Combination of edge cases triggers ~200ms delay in TTFB

I recently spun up a private instance of WPT using the ami-2a1cb142 EC2 image. In general I’ve been really happy with it.

Now I’m tracking an usual edge case. Here are the factors:

  • Chrome, on Windows ( the EC2 instance mentioned above )
  • Nginx w/ SPDY enabled, and gzip compression ( level 5 or 6 is what I’ve tested with )
  • A file that is 1,602 bytes or smaller ( exact size might vary depending on how well it compresses ) that is the first resource requested in a SPDY connection

To simplify testing this I’ve reproduced the conditions on my private site with these two files:

These contain mostly random characters, the only difference between the two is a single character ( test-fast.html is 1,603 bytes, test-slow.html is 1,602 ).
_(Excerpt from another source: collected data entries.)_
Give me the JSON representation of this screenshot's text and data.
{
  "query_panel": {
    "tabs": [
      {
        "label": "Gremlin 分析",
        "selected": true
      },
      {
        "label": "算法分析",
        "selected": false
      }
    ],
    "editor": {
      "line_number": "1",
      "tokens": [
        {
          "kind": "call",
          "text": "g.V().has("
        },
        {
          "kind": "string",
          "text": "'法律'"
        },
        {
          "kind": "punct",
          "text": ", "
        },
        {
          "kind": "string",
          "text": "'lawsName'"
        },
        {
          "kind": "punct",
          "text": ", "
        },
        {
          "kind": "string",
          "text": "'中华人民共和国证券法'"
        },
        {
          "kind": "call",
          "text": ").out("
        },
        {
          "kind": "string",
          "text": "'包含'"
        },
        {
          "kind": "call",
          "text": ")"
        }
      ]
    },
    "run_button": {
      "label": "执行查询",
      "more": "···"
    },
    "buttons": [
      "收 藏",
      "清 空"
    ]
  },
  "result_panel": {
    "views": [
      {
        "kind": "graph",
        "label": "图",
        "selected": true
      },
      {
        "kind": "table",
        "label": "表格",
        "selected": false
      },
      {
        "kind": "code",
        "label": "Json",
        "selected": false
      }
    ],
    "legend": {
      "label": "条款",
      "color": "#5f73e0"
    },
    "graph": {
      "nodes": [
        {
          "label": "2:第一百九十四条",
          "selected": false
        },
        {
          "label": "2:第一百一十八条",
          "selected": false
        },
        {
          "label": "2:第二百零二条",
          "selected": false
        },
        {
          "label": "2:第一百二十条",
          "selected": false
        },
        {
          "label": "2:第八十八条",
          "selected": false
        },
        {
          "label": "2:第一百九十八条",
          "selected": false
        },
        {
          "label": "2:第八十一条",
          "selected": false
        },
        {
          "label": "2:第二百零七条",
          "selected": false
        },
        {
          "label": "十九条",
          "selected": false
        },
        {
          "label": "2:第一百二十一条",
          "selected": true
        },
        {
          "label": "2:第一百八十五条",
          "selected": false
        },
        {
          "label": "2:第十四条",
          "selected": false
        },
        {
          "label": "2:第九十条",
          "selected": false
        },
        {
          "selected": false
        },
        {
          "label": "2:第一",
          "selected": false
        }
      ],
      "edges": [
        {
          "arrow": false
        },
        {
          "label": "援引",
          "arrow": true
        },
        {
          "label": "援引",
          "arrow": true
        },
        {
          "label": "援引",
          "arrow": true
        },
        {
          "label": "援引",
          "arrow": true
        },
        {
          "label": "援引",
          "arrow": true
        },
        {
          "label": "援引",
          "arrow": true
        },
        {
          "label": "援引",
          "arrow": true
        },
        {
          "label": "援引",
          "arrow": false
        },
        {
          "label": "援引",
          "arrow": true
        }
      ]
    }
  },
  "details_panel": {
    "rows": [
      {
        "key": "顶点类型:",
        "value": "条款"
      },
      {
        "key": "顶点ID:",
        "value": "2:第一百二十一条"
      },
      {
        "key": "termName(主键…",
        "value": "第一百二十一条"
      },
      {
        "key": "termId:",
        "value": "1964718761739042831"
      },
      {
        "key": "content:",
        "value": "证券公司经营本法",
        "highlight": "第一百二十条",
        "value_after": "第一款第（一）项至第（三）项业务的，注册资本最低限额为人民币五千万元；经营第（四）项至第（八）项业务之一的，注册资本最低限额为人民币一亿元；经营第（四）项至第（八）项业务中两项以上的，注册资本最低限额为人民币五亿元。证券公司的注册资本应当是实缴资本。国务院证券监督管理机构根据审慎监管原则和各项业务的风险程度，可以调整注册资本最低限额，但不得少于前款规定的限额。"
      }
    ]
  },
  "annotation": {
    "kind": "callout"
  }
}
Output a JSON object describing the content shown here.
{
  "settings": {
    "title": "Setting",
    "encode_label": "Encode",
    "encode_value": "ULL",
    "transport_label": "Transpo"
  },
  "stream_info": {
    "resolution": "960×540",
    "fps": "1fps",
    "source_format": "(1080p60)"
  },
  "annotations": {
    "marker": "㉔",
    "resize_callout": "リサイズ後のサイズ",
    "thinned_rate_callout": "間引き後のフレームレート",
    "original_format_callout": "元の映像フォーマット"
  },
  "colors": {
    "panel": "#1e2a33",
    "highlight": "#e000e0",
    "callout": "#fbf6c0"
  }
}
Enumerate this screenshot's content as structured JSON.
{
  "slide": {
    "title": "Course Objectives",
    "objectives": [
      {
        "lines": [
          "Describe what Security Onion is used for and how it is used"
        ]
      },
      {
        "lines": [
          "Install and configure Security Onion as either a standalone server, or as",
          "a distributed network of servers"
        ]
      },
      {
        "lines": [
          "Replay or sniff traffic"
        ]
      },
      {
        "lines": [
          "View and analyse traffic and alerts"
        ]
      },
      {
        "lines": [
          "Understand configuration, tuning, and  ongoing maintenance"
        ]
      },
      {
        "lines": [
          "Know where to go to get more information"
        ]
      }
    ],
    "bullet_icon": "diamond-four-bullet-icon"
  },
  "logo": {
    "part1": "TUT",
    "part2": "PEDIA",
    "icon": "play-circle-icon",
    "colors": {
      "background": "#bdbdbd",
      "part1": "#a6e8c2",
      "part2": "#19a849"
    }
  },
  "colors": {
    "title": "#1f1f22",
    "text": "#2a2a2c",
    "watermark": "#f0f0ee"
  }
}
The test-fast.html request is very quick, works the way I’d expect. The test-slow.html has a ~200ms delay in the time to first byte.

If these resources were just part of a page and the initial file requested in the SPDY connection was larger then this ~200ms delay never happens. It doesn’t happen for smaller files that are requested after the initial connection.

I’ve provided HAR files for test results from my private instance:

The only difference in the two tests is the resource requested, and the only difference between those is one byte.

The delay doesn’t happen when testing with IE 10 - https://josephscott.org/dev/spdy/josephscott.org.141023_JS_DJ-IE10.har

So far I’ve only been able to recreate this delay using the WPT EC2 instance. But, I’ve got one other data point that confuses this as well. I found a small file on cloudflare.com to test against - https://www.cloudflare.com/static/javascripts/live/fp-c71f8d1e6cd0e89831d25176cca548d0/page/index.js?v=CB6-2013-08-01-1 - and it doesn’t have the ~200ms delay.

This leads me to believe that the wptdriver isn’t the only variable, but at the same time I’m only able to produce this delay on my EC2 instance.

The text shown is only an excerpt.